Australia ranks stone motherless last in one of the most critical measures listed in the Innovation and Science Australia report on how this country fares in creating wealth from brainpower.
The 200+ page Innovation and Science Australia Performance Review of the Australian Innovation, Science and Research System seeks to set a benchmark base for Australia’s innovation performance as we reported earlier this week.
Essentially, the report says Australia is OK at doing worthwhile research and poor at translating that research into real world results.
The dire consequences of this discrepancy are revealed in the report’s headline chart, the Performance Scorecard for the Australian Innovation, Science Research System.
The chart lists the three crucial ISR metrics area: knowledge creation, knowledge transfer and knowledge application.
Australia does reasonably well at knowledge creation when stacked up with our OECD peers. We are middle ranked at 15th of 37 OECD nations on gross expenditure of R&D as a percentage of GDP, and rank third of 36 when it comes to government and higher education researchers per thousand of our total employment.
The bad news arrives in the knowledge transfer and knowledge application arenas where we are 18th of 37 in the percentage of higher education expenditure on R&D financed by industry and a dismal 27th of 38 on the proportion of publications with industry affiliated co-authors.
In knowledge application we are 18th of 30 in VC investment as a percentage of GDP and 21st of 36 with business researchers per thousand employed in industry.
Still, there was one shiny metric in the knowledge application category that bodes well for the future. Australia was eighth of 38 nations in the total percentage of early stage entrepreneurship activity.
The whole scenario of good research and terrible application gets scary in the outcomes section of the report, especially when you begin to wonder why a country as well-endowed as Australia with brains money and stability has produced no Apples, Amazons, Googles or Microsofts.
Our high-growth enterprise rate measured by employment is a pathetic last place. We are 27th out of 27 OECD countries. Dead last.
The report defines high-growth firms as having an average annualised growth of over 20 per cent a year over a three-year period, and having 10 or more employees at the beginning of the observation period.
Our performance in the outputs column of the ISA report is also dire where we rate 23rd out of 31 OECD countries in the percentage of firms that introduced new or significantly improved goods or services to market.

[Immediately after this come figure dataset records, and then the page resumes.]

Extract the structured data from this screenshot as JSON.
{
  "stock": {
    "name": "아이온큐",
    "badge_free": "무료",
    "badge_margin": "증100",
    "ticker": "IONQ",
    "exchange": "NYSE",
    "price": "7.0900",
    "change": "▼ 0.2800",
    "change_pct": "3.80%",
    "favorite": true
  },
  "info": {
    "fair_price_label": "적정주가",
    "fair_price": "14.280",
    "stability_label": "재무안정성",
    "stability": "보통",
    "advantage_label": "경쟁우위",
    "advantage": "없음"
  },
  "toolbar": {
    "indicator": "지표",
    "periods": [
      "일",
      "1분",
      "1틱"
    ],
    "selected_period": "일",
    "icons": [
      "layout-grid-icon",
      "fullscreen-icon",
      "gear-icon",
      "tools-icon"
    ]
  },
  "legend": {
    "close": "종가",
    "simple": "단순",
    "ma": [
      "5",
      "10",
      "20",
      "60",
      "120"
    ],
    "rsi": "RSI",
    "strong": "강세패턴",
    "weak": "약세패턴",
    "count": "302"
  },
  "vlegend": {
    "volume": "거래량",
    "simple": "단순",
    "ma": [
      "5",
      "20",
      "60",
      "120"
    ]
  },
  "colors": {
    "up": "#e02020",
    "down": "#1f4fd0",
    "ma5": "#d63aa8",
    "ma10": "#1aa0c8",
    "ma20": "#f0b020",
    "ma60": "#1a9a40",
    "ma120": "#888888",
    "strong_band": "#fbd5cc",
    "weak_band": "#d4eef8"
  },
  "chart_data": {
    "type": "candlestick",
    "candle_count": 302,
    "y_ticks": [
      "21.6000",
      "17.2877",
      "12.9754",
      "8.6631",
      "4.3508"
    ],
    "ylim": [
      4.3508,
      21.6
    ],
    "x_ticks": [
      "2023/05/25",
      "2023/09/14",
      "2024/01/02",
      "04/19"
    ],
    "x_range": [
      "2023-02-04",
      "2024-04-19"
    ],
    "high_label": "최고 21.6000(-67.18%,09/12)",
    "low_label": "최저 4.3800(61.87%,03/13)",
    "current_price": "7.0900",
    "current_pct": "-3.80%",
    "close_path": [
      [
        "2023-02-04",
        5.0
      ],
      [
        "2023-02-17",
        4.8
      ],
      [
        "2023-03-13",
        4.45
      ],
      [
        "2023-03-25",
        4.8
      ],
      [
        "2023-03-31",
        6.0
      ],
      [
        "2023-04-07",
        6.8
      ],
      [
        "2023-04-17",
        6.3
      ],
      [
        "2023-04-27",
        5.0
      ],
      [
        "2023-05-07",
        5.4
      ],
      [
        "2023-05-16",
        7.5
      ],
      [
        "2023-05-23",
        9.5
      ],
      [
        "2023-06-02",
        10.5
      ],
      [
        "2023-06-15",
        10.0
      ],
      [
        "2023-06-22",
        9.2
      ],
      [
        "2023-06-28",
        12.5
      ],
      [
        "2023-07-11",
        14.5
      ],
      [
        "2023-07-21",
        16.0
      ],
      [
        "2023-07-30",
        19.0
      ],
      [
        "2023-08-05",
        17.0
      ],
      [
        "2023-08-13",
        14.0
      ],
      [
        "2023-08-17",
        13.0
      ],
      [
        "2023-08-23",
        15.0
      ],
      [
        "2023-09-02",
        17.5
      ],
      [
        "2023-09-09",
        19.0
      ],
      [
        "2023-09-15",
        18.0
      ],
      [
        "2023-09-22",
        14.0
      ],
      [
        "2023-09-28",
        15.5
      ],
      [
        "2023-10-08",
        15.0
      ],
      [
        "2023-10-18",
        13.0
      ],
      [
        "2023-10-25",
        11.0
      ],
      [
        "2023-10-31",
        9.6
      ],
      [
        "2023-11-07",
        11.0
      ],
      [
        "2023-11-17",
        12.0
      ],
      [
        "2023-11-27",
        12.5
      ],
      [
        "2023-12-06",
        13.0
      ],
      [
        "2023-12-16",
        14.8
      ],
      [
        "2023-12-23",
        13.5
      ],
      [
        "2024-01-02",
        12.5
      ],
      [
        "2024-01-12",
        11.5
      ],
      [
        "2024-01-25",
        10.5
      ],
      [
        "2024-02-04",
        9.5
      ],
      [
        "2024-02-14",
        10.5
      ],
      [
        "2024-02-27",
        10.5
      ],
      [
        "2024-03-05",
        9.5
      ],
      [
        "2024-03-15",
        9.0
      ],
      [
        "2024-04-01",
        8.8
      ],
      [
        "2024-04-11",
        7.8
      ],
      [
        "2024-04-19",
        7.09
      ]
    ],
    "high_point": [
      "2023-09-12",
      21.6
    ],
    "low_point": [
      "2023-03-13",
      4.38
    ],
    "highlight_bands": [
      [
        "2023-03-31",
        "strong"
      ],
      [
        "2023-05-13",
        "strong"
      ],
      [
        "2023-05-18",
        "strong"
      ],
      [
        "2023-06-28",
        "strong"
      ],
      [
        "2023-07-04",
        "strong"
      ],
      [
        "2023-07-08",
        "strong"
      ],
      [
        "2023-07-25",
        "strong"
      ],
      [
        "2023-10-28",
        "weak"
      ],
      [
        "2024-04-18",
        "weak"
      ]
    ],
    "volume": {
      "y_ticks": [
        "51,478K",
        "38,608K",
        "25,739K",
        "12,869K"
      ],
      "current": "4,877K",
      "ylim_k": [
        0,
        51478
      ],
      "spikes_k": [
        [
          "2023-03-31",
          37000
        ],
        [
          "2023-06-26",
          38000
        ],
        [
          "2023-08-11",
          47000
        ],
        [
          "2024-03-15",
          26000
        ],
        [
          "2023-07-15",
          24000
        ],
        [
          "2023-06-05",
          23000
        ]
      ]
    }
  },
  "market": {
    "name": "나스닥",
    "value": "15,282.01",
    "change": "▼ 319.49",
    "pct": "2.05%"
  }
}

In summarising how well our ISR system works the report’s authors were less than impressed with Australian business and its innovation readiness.
“The vast majority of innovation introduced by Australian businesses has a low degree of novelty and relies upon the adoption and adaptation of existing technology and knowledge (i.e. following best practices). This suggests that the ISR System is failing to capitalise on its above average performance in knowledge creation.’
On our dismal high growth enterprise ranking the report stated the obvious: “Australia needs to increase the number of high growth firms that will create future jobs, strong productivity growth and, through innovation, higher wages.”
Observers of Australia’s ISR system were less diplomatic.
“The output stat for high growth enterprise tells the really sad story,” says innovation sector commentator and consultant Sandy Plunkett.
“For a modern, highly educated nation – as Australia likes to see itself – being 27th of 27 is a shocker. We are clearly not applying the strengths we have in other areas such as research to scaling globally relevant 21st century companies,” she said.
“We may be getting somewhat better at starting them. But that’s the easy part. The real risk and complexity comes with scale.”
Ms Plunkett believes Australia needs an injection of overseas talent with experience in managing high-growth digital enterprises.
“We talk about skills shortages such as STEM in Australia, as does this report. But I would argue that one of the biggest skills barriers here in quantity and quality is digitally savvy management capability.”
“We value finance, legal and governance adept managerial talent far more than digital skills across the board. This leadership mindset is so 80’s.”
Veteran science writer Leigh Dayton is in the midst of a PhD dissertation dealing with Australia’s inability to commercialise research and says the report’s findings are unsurprising.
“Our whole (ISR) system is based on weak sand. Our industry is notoriously risk averse and doesn’t want to invest. We have a few big players who tend to want to do their innovation overseas and then a lot of small to mid-sized organisations that often don’t have the money.”
Ms Dayton points to problems with a political system that constantly chops and changes innovation policy (as well as its relevant ministers.)
“Also there are two cultures. There’s the culture of research and there’s the culture of industry,” she said.
“Neither sector wants to interact with the other, they don’t agree with the other’s metrics or performance they don’t like working with one another they are not familiar with one another.”
“The research, the industrial and the political systems are poorly linked with one another,” she says.